Quelques heures plus tôt, Savard avait pris congé de ses adjoints en leur donnant rendez-vous au Centre Molson à 9 h le lendemain matin. La nuit serait courte. Au lever du soleil s’amorcerait sa première «  date limite » des transactions dans le rôle de directeur général du Canadien, une position qu’il occupait depuis à peine quatre mois.

Le moment est gros, mais Savard ne se souvient pas de l’avoir vécu avec une nervosité particulière. Gillet, lui, est plus fébrile.
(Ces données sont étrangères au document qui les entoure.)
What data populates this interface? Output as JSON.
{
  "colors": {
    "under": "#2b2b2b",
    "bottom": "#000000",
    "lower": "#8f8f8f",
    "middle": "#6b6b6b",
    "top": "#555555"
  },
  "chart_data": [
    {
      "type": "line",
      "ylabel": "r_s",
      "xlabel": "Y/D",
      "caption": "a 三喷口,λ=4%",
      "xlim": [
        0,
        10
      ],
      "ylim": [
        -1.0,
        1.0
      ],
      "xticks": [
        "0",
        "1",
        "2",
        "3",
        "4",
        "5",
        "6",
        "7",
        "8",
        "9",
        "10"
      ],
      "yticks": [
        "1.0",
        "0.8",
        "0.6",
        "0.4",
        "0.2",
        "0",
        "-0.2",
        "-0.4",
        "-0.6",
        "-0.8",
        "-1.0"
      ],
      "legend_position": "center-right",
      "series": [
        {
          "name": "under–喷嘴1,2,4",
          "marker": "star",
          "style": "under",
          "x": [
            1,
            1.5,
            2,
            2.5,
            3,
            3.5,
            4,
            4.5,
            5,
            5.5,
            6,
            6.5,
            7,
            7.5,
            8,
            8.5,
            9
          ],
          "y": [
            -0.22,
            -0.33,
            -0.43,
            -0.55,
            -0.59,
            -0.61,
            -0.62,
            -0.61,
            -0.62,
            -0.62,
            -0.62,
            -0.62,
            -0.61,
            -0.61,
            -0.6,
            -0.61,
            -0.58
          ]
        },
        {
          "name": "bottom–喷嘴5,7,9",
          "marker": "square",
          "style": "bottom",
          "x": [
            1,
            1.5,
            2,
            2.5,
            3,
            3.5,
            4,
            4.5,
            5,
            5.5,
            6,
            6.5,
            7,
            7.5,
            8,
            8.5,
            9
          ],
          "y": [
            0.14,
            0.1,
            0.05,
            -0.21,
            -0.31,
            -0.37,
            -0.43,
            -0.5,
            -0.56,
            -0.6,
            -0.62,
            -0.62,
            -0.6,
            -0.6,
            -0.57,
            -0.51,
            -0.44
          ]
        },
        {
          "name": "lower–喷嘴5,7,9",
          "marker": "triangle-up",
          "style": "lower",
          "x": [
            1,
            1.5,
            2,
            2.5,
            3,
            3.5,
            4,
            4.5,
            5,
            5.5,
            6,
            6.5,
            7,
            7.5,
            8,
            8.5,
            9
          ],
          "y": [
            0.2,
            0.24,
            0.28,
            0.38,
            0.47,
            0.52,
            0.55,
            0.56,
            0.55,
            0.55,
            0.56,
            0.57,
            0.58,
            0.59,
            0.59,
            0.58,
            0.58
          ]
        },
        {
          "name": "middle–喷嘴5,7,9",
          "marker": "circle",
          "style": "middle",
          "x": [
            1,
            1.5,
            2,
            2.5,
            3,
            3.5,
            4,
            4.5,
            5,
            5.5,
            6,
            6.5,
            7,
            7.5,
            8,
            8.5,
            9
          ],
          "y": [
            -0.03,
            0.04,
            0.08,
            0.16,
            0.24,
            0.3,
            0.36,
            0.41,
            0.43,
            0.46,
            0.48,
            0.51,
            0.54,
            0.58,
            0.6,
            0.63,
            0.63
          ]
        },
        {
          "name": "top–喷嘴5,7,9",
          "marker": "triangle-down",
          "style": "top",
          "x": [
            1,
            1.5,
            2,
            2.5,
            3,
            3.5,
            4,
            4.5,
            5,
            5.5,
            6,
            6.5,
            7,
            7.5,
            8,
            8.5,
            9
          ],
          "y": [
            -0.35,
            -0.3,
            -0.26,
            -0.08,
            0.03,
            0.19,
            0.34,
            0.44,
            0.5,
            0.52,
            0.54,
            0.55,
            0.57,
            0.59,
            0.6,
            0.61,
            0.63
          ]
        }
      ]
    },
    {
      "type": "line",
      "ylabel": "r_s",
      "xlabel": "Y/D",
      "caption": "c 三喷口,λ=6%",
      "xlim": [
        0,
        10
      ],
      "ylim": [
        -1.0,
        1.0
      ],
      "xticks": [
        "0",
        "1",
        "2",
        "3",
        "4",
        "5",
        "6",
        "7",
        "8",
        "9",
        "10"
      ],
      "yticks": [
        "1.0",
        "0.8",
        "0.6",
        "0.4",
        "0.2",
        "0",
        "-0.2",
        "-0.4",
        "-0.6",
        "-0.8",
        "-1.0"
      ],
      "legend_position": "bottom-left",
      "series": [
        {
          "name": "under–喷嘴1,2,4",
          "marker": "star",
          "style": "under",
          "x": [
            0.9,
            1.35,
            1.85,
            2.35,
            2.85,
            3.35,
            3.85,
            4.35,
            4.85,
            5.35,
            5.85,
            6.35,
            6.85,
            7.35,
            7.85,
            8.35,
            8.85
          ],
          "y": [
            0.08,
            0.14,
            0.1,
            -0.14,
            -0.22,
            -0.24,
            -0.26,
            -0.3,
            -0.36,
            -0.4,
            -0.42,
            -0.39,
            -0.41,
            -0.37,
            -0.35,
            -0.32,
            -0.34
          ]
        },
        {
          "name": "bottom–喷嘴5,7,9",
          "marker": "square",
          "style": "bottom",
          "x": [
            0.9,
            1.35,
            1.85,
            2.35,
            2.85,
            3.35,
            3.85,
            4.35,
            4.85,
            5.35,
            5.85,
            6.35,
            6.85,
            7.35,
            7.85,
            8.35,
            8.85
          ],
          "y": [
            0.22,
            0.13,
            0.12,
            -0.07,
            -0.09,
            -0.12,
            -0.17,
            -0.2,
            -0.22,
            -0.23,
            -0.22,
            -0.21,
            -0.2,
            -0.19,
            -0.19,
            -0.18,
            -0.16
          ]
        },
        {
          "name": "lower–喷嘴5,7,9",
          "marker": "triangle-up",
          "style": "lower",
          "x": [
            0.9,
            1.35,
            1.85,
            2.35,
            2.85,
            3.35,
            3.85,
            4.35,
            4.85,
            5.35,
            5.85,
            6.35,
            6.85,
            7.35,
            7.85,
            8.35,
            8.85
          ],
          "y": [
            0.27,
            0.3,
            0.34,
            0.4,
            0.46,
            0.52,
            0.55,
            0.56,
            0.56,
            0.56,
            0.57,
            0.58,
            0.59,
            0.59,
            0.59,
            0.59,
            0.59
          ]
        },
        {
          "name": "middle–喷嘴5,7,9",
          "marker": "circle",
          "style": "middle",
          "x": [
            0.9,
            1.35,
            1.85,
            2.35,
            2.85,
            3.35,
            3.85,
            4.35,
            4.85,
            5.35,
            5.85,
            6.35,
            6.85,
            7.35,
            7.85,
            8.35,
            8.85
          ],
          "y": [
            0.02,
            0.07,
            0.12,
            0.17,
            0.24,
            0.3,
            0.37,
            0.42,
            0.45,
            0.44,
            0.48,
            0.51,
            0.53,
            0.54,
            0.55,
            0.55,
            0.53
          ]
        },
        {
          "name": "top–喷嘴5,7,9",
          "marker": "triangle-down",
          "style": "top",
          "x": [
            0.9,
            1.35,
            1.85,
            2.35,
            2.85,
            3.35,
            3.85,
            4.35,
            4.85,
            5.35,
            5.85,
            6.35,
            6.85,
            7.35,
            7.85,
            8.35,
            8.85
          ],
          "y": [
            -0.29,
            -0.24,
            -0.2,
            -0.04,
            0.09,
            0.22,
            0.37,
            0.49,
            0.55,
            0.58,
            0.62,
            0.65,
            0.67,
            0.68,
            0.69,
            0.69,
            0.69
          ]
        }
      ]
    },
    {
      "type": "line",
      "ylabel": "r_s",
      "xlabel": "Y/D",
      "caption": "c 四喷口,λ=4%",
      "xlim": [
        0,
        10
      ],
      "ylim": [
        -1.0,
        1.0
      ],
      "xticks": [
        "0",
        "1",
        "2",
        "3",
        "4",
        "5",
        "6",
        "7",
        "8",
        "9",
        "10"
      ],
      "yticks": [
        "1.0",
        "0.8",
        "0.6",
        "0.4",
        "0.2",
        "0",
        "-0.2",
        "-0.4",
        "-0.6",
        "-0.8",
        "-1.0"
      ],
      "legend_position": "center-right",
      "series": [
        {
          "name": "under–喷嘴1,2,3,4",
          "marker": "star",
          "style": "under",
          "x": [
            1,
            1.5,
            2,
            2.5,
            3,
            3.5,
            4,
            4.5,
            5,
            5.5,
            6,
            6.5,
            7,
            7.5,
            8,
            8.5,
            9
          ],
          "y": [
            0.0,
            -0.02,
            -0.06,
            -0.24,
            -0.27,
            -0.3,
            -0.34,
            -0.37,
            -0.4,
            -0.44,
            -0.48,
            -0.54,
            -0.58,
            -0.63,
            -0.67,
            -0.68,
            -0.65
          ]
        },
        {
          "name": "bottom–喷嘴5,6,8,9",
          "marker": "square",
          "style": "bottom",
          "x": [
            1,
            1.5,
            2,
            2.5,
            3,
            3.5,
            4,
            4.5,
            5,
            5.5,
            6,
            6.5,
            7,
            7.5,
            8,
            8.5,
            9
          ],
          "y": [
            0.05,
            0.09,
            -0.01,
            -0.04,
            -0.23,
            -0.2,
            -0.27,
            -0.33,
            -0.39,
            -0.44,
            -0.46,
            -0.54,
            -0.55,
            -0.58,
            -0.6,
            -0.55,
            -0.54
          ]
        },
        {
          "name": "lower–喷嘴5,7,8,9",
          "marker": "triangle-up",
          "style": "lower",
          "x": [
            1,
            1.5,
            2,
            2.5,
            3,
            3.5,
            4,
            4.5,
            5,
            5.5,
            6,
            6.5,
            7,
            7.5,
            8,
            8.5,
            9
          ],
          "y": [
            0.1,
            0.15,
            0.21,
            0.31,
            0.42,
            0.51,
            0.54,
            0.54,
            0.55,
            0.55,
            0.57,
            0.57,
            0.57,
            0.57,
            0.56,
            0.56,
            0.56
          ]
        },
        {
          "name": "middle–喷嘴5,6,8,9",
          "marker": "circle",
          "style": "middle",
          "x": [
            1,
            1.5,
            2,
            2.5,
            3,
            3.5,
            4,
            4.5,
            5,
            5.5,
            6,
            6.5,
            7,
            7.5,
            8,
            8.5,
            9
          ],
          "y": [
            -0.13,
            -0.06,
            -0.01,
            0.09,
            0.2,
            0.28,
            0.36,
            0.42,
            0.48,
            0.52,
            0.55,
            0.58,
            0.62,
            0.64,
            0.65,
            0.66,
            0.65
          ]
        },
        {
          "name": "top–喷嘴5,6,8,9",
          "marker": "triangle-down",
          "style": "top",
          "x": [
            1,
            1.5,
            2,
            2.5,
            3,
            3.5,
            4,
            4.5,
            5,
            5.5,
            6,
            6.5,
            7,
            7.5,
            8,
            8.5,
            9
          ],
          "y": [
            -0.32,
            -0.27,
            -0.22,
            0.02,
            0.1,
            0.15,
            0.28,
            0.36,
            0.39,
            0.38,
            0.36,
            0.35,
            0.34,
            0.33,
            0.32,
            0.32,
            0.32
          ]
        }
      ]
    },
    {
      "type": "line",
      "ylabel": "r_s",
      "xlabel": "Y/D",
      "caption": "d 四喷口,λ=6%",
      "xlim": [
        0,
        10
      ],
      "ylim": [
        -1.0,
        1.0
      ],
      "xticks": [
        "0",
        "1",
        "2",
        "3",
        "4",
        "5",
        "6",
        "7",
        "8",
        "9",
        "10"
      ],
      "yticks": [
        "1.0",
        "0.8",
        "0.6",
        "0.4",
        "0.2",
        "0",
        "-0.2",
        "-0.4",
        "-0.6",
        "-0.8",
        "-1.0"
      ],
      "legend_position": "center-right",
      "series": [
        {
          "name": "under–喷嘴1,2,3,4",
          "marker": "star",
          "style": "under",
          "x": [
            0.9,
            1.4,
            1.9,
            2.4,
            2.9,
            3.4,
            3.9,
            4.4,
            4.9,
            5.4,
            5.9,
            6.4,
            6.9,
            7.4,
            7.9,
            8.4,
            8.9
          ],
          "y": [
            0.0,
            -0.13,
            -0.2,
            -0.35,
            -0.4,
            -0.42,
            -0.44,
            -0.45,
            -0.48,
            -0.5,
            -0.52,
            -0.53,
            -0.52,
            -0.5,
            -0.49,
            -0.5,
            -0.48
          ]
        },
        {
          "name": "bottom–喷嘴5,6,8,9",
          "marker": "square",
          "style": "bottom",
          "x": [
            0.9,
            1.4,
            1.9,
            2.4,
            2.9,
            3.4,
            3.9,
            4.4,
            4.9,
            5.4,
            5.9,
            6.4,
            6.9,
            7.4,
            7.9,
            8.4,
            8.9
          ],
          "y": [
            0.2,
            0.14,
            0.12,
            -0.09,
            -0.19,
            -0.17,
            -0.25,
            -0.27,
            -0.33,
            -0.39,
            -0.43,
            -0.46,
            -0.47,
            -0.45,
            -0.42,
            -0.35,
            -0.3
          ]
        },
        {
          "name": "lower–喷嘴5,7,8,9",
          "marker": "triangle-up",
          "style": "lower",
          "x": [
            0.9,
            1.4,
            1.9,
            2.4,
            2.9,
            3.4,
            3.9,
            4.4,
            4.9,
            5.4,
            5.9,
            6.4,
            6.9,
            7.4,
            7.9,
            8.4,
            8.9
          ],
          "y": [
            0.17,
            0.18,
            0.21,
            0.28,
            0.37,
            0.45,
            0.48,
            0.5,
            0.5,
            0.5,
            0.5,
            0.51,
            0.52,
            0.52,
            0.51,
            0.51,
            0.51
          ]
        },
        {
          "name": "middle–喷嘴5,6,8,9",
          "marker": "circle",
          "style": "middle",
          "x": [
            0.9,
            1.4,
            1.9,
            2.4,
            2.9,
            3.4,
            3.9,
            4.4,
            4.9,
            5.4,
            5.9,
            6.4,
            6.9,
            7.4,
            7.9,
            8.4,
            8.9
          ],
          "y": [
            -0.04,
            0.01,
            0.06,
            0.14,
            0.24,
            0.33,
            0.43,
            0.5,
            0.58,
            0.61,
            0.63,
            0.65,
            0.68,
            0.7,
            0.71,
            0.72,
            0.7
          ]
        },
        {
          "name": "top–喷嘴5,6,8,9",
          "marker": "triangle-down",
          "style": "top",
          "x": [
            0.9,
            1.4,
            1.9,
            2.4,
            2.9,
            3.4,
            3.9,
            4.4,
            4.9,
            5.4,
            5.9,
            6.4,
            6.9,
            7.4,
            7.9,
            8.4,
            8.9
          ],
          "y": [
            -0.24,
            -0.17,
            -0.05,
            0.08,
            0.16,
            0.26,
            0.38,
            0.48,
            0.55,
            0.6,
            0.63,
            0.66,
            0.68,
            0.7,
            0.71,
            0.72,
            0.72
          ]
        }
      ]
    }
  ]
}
« Lui, il aimait ça l’action! Mais je l’avais préparé. Je lui avais dit qu’il n’y aurait pas de transaction », raconte Savard, qui est aujourd’hui analyste pour le compte de RDS.

À vraie dire, la porte n’est pas totalement fermée. Le Canadien forme une équipe ordinaire, mais certains de ses joueurs génèrent de l’intérêt à travers la Ligue nationale. Trevor Linden est l’un de ceux-là. Depuis deux mois, le directeur général des Canucks, Brian Burke, négocie avec Savard le rapatriement de son ancien capitaine à Vancouver. Son homologue des Capitals de Washington, George McPhee, arrive dans le portrait un peu plus tard.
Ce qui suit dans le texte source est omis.